I emphasise that the continuing care needs of such patients discharged from a general hospital are determined by the appropriate consultant medical team. Consequently, there should be no question of people being discharged prematurely from acute hospital care without access to appropriate follow-up medical care provided, for example, through the general practitioner service. I recognise the need to further develop assess ment and rehabilitation services so that older people receive more effective treatment. More than £200 million has been made available to services for older people over the lifetime of the national development plan and health boards will develop such services as part of the plan. This issue is also being considered as part of the national review of bed capacity in the acute and sub-acute sectors.
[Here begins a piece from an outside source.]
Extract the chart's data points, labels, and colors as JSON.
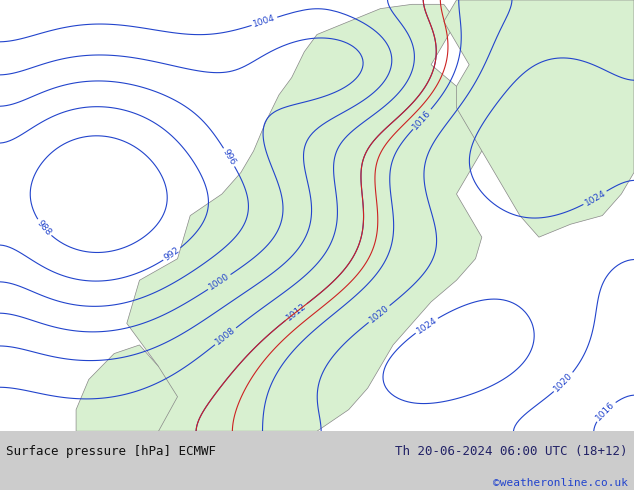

In addition to the initiative I have outlined, the Government has provided considerable additional resources, both capital and revenue, for the development of services for older people. In the budget extra resources have been earmarked to continue this development. More than £10 million has been allocated for 2001 for community-based services, including improvements in the home help service and the further development of home rehabilitation services. This funding will be used to enhance the scope of the home help service to cover more people and to provide more hours for existing clients, to improve community support structures, specifically geared towards the support of older people in their homes as well as providing additional supports for carers. Additional funding has also been provided for voluntary groups who work in partnership with the health boards to provide services for older people.